The Design:: The design was attempted in stark contrast to the space they already lived in. The dark room single storied space was converted into an all-white double height volume with ample openings. The front wall facing east was made into an all-window wall (a collage of windows collected from another renovation site ), facing the lush green exterior.

Massing: The building was designed as a single large cuboidal volume with minimum walls, with the bedroom and toilet as a solid block on the ground floor, and the daughters’ room as a solid block on the upper floor, with interior balconies overlooking the volume and exterior facing the greens The inner void volume, accommodates their need for religious gatherings and caters to their carpentry related activities in the monsoons.

Also Read: Student Creates Pavement Made of Recycled Tyres that Self-Heals When it Rains | Rubber Pavement

A Home That Evolves

‘A home leftover’ was an attempt to create a shelter for a family who belonged to Low Income Group. The building was conceived as a skin that can be modified as and when the user needs, it and can also be expanded as they get financially stable.
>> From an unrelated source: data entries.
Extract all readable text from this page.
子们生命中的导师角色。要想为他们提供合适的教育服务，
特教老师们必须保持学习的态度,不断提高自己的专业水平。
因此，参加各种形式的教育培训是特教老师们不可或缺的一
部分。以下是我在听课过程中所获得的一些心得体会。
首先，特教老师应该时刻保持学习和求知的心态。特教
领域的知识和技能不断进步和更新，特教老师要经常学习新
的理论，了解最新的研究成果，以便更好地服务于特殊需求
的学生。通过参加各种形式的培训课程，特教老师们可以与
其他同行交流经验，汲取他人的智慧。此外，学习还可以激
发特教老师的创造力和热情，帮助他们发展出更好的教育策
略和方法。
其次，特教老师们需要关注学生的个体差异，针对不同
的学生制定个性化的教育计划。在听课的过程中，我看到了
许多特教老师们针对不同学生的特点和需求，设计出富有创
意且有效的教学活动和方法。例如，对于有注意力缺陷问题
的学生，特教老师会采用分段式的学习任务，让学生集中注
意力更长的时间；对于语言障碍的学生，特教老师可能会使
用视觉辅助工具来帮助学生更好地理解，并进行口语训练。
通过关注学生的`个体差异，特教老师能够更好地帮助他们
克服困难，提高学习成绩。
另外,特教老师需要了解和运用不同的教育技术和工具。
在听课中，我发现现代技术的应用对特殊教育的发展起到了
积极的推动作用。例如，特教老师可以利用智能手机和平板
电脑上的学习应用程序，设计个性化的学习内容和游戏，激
The architectural framework was given, the colour and interior details are all decisions of the client, executed as and when time and resources permit.

The involvement thereby helps them to feel ownership of the building.
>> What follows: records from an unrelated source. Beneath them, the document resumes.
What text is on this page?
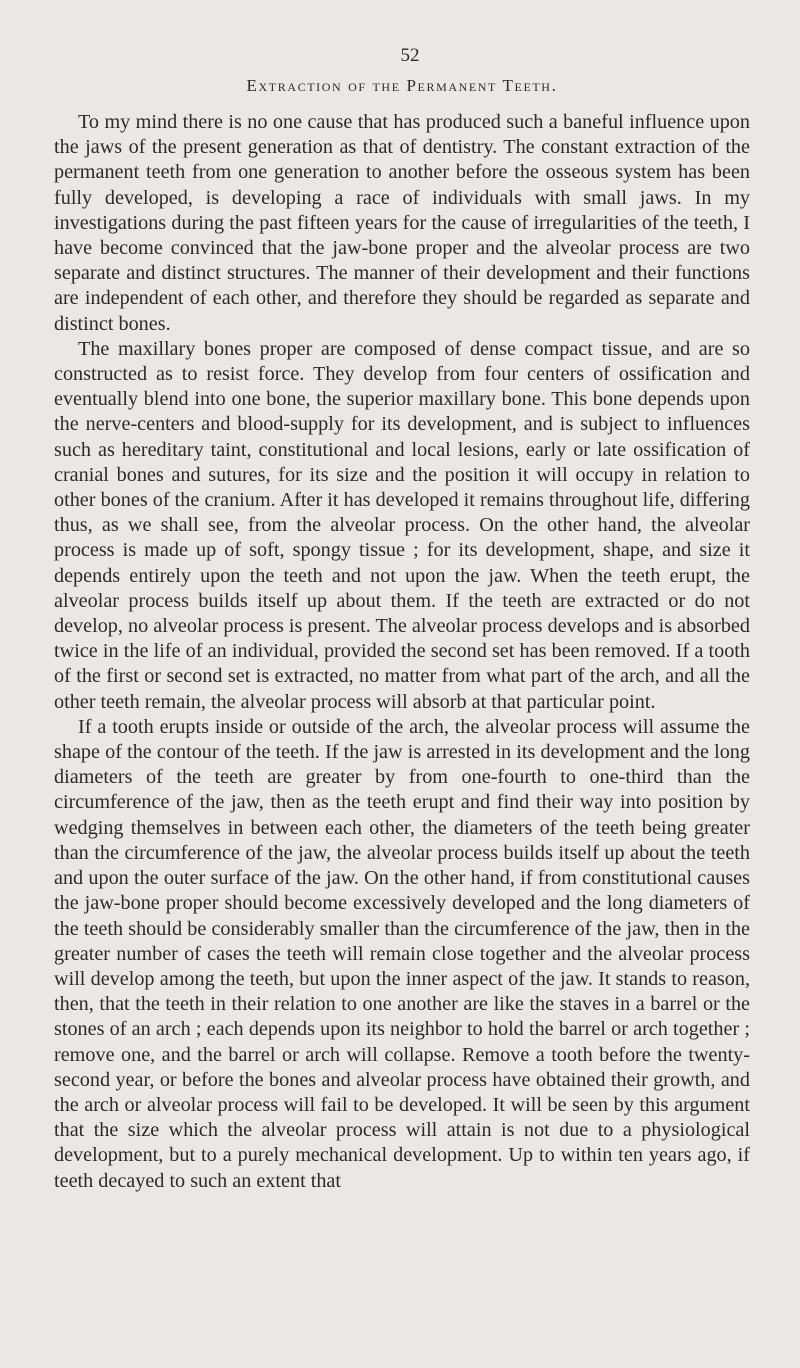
52
Extraction of the Permanent Teeth.

To my mind there is no one cause that has produced such a baneful influence upon the jaws of the present generation as that of dentistry. The constant extraction of the permanent teeth from one generation to another before the osseous system has been fully developed, is developing a race of individuals with small jaws. In my investigations during the past fifteen years for the cause of irregularities of the teeth, I have become convinced that the jaw-bone proper and the alveolar process are two separate and distinct structures. The manner of their development and their functions are independent of each other, and therefore they should be regarded as separate and distinct bones.

The maxillary bones proper are composed of dense compact tissue, and are so constructed as to resist force. They develop from four centers of ossification and eventually blend into one bone, the superior maxillary bone. This bone depends upon the nerve-centers and blood-supply for its development, and is subject to influences such as hereditary taint, constitutional and local lesions, early or late ossification of cranial bones and sutures, for its size and the position it will occupy in relation to other bones of the cranium. After it has developed it remains throughout life, differing thus, as we shall see, from the alveolar process. On the other hand, the alveolar process is made up of soft, spongy tissue ; for its development, shape, and size it depends entirely upon the teeth and not upon the jaw. When the teeth erupt, the alveolar process builds itself up about them. If the teeth are extracted or do not develop, no alveolar process is present. The alveolar process develops and is absorbed twice in the life of an individual, provided the second set has been removed. If a tooth of the first or second set is extracted, no matter from what part of the arch, and all the other teeth remain, the alveolar process will absorb at that particular point.

If a tooth erupts inside or outside of the arch, the alveolar process will assume the shape of the contour of the teeth. If the jaw is arrested in its development and the long diameters of the teeth are greater by from one-fourth to one-third than the circumference of the jaw, then as the teeth erupt and find their way into position by wedging themselves in between each other, the diameters of the teeth being greater than the circumference of the jaw, the alveolar process builds itself up about the teeth and upon the outer surface of the jaw. On the other hand, if from constitutional causes the jaw-bone proper should become excessively developed and the long diameters of the teeth should be considerably smaller than the circumference of the jaw, then in the greater number of cases the teeth will remain close together and the alveolar process will develop among the teeth, but upon the inner aspect of the jaw. It stands to reason, then, that the teeth in their relation to one another are like the staves in a barrel or the stones of an arch ; each depends upon its neighbor to hold the barrel or arch together ; remove one, and the barrel or arch will collapse. Remove a tooth before the twenty-second year, or before the bones and alveolar process have obtained their growth, and the arch or alveolar process will fail to be developed. It will be seen by this argument that the size which the alveolar process will attain is not due to a physiological development, but to a purely mechanical development. Up to within ten years ago, if teeth decayed to such an extent that
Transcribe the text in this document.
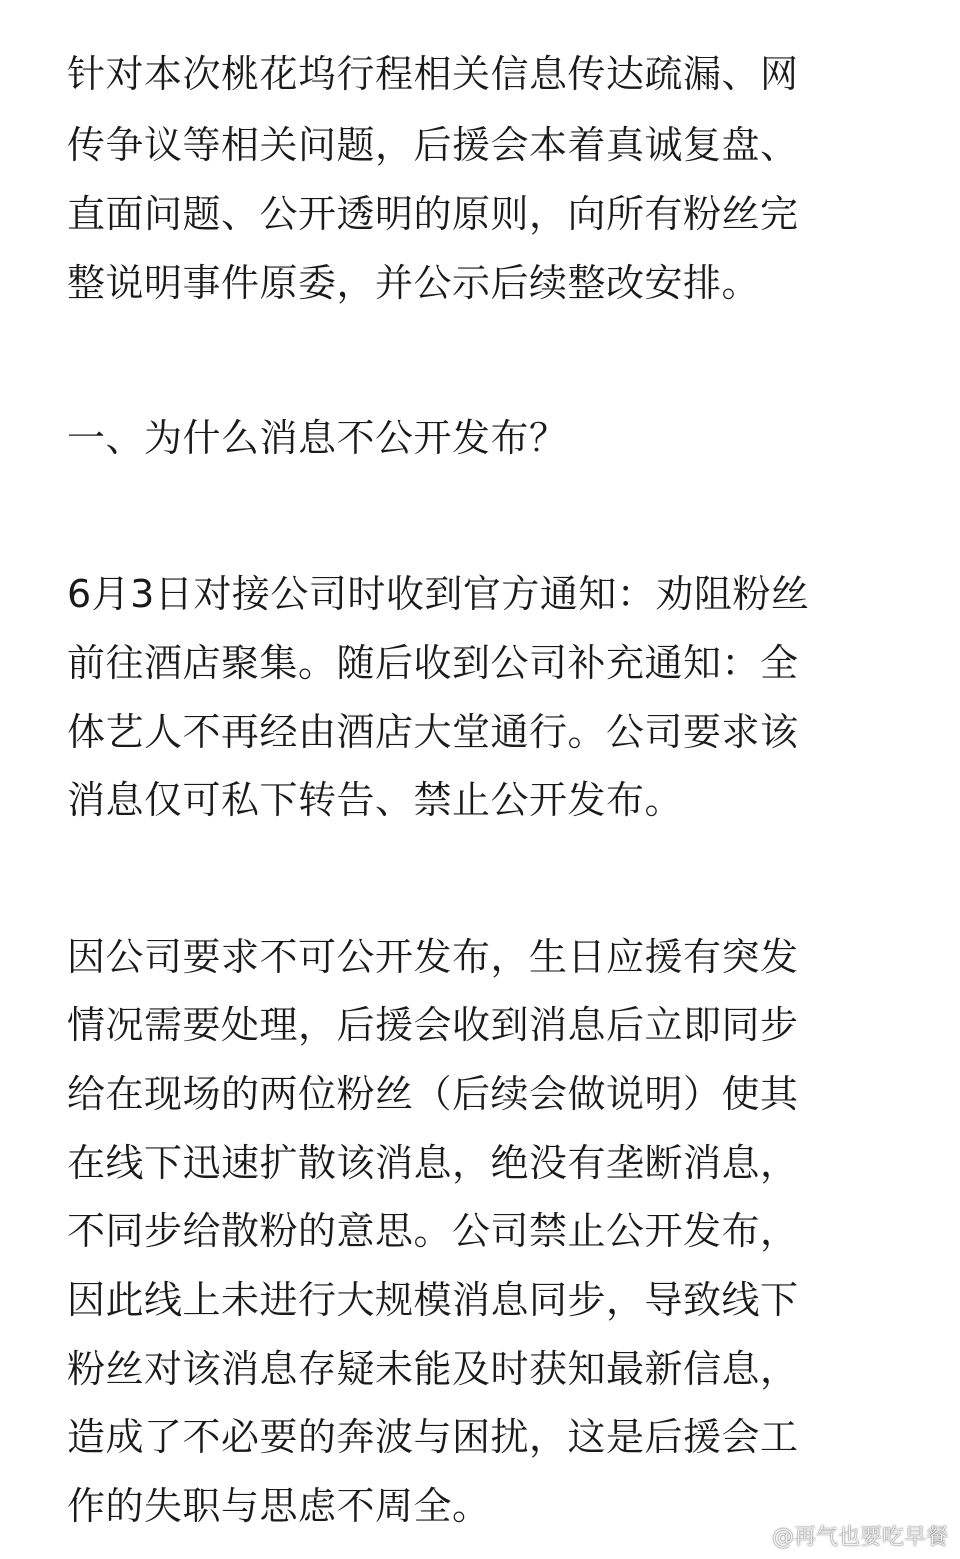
针对本次桃花坞行程相关信息传达疏漏、网

传争议等相关问题，后援会本着真诚复盘、

直面问题、公开透明的原则，向所有粉丝完

整说明事件原委，并公示后续整改安排。

一、为什么消息不公开发布？

6月3日对接公司时收到官方通知：劝阻粉丝

前往酒店聚集。随后收到公司补充通知：全

体艺人不再经由酒店大堂通行。公司要求该

消息仅可私下转告、禁止公开发布。

因公司要求不可公开发布，生日应援有突发

情况需要处理，后援会收到消息后立即同步

给在现场的两位粉丝（后续会做说明）使其

在线下迅速扩散该消息，绝没有垄断消息，

不同步给散粉的意思。公司禁止公开发布，

因此线上未进行大规模消息同步，导致线下

粉丝对该消息存疑未能及时获知最新信息，

造成了不必要的奔波与困扰，这是后援会工

作的失职与思虑不周全。

@再气也要吃早餐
The project was an experiment on how every big budget project could fund a small budget project parallelly, at the same cost.

? It could be done by facilitating wasted materials of one site to be used in another project

? It could be done by arranging for about 10% more materials while purchasing for one project

So when one big budget home is done, another family which cannot afford a house also gets home, so every house becomes two houses.

SURFACES REPORTER (SR) applauds and congratulates the design team at Ego Design Studio for creating such a beautiful abode out of sourced/ donated building materials. The project manifests that when human creativity meets dedication and will to create something exceptional, wonders happen.

Project Details

Project Name: A Home Leftover
Office Website: www.egodesignstudio.com
Firm Location: Trivandrum, Kerala, India
Completion Year: November 2021
Gross Built Area (m2/ ft2): 1050sqft
Project Location: Chathannoor, Kollam , Kerala
Program / Use / Building Function: Single Family Residential Building
Lead Architects: Niranjan C Warrier
Photo Credits: Jishnu Vijay ( Out of Focus)

Other Details

Clients: A carpenter, his wife who works as a house help and two small kids | Area: 1050sqft.
Requirements: 3 bedspace, two toilets, living, dining, kitchen, a space for religious gathering.
Materiality : Second-grade interlocking mud blocks/ re-sourced windows and doors/ metal sheet and concrete roofing.
Labour : the owner is a carpenter who did the woodwork.

About The Firm

EGO design studio is a Kerala-based design practice founded in 2009 by a group of creative minds who shared commonalities in varied fields. The office started off as an architectural design consultancy and has now evolved into a socially relevant design practice involving cultural and community projects in and around Kerala. The creative partners of the design practice are Ar Niranjan C Warrier, Ar Abhilash UA, Ar Jayaram GS, Ar Aravind T, Ar Sudheesh S and Ar Jerry Sam Joseph. Their work interprets architecture as a manifestation of society in its basic form. The firm equally celebrates its flaws and positives. Every work aspires to be a mirror of its users and the context in which it exists. The studio doesn’t follow a particular design expression in idea or form. Each project is attempted as a new one in its own user and spatial context.